Some county attorneys are raising concerns about a gun-related bill that’s under consideration in the legislature. The bill would shield Iowans from prosecution if they use deadly force to defend themselves or others, wherever they may be.
Assistant Polk County Attorney Jeff Noble worries the bill would encourage people to go out looking for conflict rather than avoid it. Noble told a house subcommittee people in his office have a nickname for the bill.
“House File 007: the license to kill bill,” Noble said, a reference to the fictional secret agent James Bond, also known as 007.
Noble told legislators he worries people who are intoxicated or mentally ill will hear about the bill and feel they have greater freedom to shoot someone, wherever they are. “Because of the specific language that encourages you to stand your ground and meet force with force,” Noble said. “That’s the big philosophical change from a statute that right now says de-escalate if you can, retreat if you have the opportunity.”

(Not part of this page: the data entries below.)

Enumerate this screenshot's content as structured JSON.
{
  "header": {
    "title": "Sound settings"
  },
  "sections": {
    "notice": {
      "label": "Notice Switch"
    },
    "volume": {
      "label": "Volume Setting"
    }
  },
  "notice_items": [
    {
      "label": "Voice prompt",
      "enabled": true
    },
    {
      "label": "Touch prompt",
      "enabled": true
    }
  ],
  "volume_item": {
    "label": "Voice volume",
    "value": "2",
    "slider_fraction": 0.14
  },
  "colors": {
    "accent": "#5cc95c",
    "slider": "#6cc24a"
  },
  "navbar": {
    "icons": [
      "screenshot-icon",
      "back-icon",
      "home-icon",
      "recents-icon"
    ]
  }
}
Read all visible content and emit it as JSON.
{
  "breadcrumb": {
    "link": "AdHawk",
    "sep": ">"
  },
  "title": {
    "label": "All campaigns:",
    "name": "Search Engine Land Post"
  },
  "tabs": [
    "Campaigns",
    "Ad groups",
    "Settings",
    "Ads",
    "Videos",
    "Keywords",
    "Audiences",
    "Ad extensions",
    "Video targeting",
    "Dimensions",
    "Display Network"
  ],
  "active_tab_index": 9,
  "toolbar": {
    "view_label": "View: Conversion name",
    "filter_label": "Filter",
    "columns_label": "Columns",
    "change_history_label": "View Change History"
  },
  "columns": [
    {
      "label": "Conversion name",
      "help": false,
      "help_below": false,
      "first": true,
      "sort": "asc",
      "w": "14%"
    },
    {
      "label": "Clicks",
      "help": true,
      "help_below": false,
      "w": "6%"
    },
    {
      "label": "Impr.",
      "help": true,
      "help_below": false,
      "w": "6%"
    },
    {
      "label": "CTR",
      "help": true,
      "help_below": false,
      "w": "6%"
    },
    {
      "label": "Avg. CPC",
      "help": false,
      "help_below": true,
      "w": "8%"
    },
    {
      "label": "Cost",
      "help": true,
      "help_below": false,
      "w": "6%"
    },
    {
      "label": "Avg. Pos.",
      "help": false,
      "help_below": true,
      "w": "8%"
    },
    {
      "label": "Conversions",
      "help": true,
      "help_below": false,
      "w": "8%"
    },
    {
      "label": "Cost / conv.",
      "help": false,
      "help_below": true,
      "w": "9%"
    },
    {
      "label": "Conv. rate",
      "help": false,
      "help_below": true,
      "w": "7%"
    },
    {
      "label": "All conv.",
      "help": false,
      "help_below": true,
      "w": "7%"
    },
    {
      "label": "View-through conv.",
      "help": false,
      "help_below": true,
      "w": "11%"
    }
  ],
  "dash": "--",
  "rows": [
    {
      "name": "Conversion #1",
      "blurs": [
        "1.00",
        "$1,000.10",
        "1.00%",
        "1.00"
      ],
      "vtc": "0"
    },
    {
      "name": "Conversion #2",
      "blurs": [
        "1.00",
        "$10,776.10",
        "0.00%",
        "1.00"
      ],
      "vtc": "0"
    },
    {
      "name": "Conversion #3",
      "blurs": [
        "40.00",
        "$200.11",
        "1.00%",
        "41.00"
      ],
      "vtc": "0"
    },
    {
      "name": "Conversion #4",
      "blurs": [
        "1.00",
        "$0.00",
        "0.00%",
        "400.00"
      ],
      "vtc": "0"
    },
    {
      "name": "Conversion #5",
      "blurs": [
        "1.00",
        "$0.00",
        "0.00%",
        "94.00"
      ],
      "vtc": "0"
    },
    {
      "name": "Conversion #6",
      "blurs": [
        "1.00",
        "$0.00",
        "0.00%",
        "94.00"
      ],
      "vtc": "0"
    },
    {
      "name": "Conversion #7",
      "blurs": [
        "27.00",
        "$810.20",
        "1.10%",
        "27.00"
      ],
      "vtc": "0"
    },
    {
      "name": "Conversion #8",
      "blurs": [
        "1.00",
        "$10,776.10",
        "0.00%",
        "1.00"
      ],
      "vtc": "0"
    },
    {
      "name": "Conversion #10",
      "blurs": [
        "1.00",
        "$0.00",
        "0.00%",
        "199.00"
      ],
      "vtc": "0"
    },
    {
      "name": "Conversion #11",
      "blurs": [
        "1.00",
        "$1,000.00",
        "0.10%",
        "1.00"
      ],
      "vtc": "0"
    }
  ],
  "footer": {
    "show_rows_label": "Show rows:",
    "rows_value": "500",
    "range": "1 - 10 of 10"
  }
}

Steven Foritano is the bureau chief in the Polk County Attorney’s office. He told the three legislators on the subcommittee that his office would never prosecute someone who acted in self defense or intervened to prevent a kidnapping or shooting. Foritano warned lawmakers this proposal could give blanket immunity to anyone with a gun.
“Where we are going to see the use of this bill is in the gang shootouts; it’s in the domestic cases and it’s going to be in the bar fights where you have people that shouldn’t have guns do have guns and using this bill as a defense to further their criminal activities,” Foritano said.
Key Republicans who back the bill say they’ll work with prosecutors and may tweak the bill before it is considered by the House Public Safety Committee in a week or two. Current law provides a sort of blanket immunity for those who use guns to defend themselves or their property when they’re at home or in their place of business. The bill would extend that immunity to other places.